FICHE QUESTION
11ème législature
Question N° : 20246  de  M.   Sarkozy Nicolas ( Rassemblement pour la République - Hauts-de-Seine ) QE
Ministère interrogé :  intérieur
Ministère attributaire :  intérieur
Question publiée au JO le :  19/10/1998  page :  5662
Réponse publiée au JO le :  30/11/1998  page :  6582
Rubrique :  communes
Tête d'analyse :  conseillers municipaux
Analyse :  déchéance. procédure
Texte de la QUESTION : M. Nicolas Sarkozy appelle l'attention de M. le ministre de l'intérieur sur l'article L. 2121-5 du code général des collectivités territoriales. Cet article prévoit en effet que tout membre d'un conseil municipal qui, sans excuse valable, a refusé de remplir une des fonctions qui lui sont dévolues par les lois, est déclaré démissionnaire par le tribunal administratif. Ce refus résulte soit d'une déclaration expresse adressée à qui de droit ou rendue publique par son auteur, soit de l'abstention persistante après avertissement de l'autorité chargée de la convocation. Il lui demande quels sont les moyens dont dispose un citoyen ou un conseiller municipal pour obtenir la démission d'un conseiller municipal qui refuserait de participer aux séances du conseil municipal alors même que le maire refuse d'adresser à l'intéressé l'avertissement prévu à l'article L. 2121-5 du code général des collectivités territoriales et d'engager ainsi la procédure prévue par l'article R 121-14.

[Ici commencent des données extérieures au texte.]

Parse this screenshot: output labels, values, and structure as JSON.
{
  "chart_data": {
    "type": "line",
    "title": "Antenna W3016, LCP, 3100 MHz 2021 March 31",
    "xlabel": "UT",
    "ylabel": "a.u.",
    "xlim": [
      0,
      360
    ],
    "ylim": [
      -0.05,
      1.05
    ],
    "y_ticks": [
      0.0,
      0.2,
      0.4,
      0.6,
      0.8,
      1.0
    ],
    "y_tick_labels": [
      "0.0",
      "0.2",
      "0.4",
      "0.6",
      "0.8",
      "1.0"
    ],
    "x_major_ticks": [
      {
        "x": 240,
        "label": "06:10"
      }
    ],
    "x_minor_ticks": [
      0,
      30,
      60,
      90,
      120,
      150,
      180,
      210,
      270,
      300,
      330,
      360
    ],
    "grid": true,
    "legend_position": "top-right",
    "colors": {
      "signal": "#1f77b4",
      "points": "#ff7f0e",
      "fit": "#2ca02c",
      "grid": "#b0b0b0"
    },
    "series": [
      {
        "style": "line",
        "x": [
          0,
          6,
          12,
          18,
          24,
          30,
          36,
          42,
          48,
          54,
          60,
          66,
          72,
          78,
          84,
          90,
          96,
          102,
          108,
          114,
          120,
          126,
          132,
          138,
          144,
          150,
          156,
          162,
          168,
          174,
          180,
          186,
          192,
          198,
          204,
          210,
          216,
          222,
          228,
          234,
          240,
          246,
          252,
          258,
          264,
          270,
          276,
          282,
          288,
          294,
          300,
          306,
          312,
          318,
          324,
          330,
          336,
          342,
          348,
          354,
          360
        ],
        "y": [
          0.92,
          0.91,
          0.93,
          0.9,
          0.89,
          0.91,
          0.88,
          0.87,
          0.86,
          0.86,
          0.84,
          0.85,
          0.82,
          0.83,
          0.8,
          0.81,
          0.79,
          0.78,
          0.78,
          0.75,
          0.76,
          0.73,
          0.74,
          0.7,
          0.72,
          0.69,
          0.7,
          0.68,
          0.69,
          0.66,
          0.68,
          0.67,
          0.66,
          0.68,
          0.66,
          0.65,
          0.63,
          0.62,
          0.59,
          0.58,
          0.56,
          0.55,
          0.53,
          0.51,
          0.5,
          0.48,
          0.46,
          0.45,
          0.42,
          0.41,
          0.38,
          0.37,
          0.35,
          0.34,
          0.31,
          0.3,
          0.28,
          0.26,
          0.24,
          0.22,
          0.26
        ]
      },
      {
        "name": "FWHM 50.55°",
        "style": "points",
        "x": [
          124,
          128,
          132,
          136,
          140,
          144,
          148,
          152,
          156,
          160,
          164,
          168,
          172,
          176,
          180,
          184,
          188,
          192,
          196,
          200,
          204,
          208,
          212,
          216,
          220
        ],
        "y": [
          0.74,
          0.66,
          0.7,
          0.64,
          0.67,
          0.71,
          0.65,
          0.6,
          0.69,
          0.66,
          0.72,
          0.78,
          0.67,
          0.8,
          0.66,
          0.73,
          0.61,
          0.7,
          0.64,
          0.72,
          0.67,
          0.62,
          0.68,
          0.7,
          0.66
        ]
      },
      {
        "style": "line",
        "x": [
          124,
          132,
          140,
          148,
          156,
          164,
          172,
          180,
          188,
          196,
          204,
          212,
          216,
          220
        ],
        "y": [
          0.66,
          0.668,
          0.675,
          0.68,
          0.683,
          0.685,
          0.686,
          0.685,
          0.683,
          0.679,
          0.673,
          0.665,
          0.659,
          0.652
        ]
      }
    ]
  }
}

Texte de la REPONSE : L'article L. 121-22 du code des communes, relatif à la démission d'office des conseillers municipaux ayant manqué sans excuse valable à trois convocations successives, a été abrogé par la loi n° 82-213 du 2 mars 1982, relative aux droits et libertés des communes, des départements et des régions. Par cette abrogation, le législateur a clairement manifesté sa volonté de faire disparaître toute possibilité de sanctionner un conseiller municipal pour la seule raison qu'il n'assiste pas régulièrement aux séances du conseil municipal, alors qu'était maintenu l'article L. 121-3 du même code, devenu l'article L. 2121-5 du code général des collectivités territoriales, qui sanctionne le refus d'exécution des fonctions dévolues par la loi mais dont il ne saurait être fait application pour le seul motif de l'absence aux séances du conseil municipal, conformément à une jurisprudence constante du Conseil d'Etat (6 novembre 1985, maire de Viry-Châtillon ; 23 juin 1986, maire de Carros ; 21 novembre 1986, maire de Saint-Vivien-de-Monségur ; 30 janvier 1987, ville de Mombrier). En revanche, la démission d'office prévue par l'article L. 2121-5 du code général des collectivités territoriales est prononcée chaque fois qu'un conseiller muncipal s'abstient systématiquement d'exercer les fonctions individuelles qui peuvent lui incomber en vertu de la loi, par exemple, la présidence d'un bureau de vote (art. R. 43 du code électoral), ou bien l'exercice des fonctions de maire à partir de l'installation du conseil jusqu'à l'élection du maire (art. 2122-15 du code général des collectivités territoriales), ou encore le remplacement du maire empêché (art. L. 2122-17 du même code).